Embedding Cost Calculator

Estimate embedding generation cost for a corpus. Per-document token estimate × number of documents × provider price. Covers OpenAI, Voyage, Cohere, Gemini, and the open-weight families served on Together / Fireworks.

Embedding cost economics

Embeddings are usually a one-time cost per document, plus a per-query cost at retrieval. For a 100K-document corpus with 500-token average, embedding the full corpus once costs a few dollars at the cheap end (text-embedding-3-small, voyage-3-lite) and ~$10-15 at the high end (voyage-3-large).
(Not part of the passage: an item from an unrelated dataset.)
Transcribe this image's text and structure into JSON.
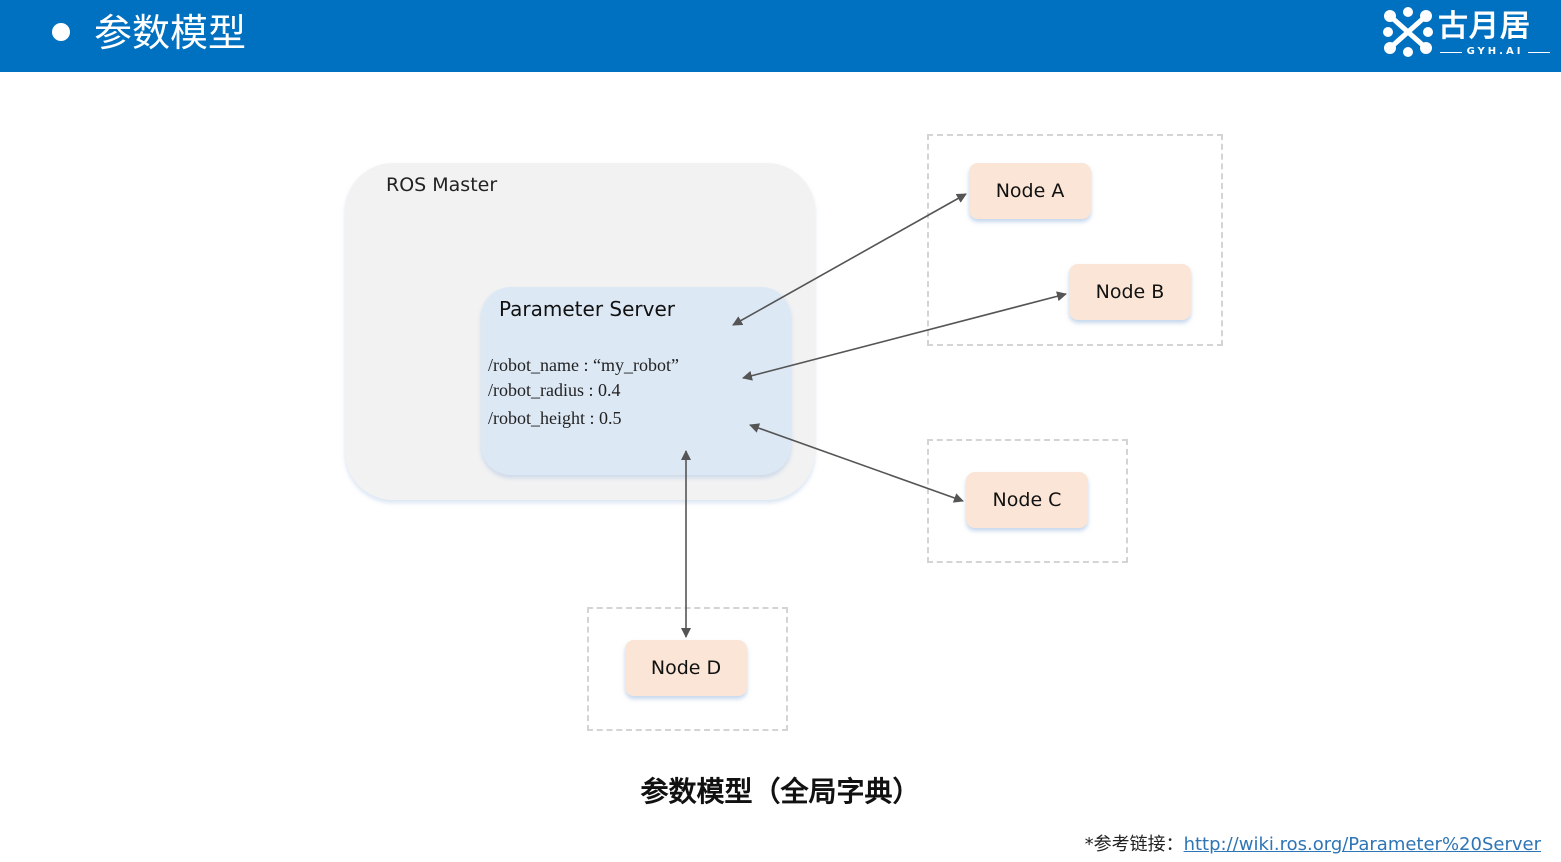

Query embedding is negligible by comparison — even 1M queries/month at 50 tokens each is single-digit dollars.

The expensive part of embeddings isn't the embedding API call — it's storage and retrieval infrastructure (Pinecone, Qdrant, Postgres pgvector, etc.). For most teams, embedding API spend is less than 10% of total RAG infrastructure cost.

Picking an embedding model

Voyage-3 (regular) and OpenAI's text-embedding-3-large are the current quality leaders on the MTEB leaderboard. For most RAG workloads the quality differences between top-5 models are smaller than the differences caused by chunking strategy, retrieval-top-k tuning, and reranker choice. Start with the cheapest reasonable option (text-embedding-3-small or voyage-3-lite); invest in upgrading only after the rest of the pipeline is tight.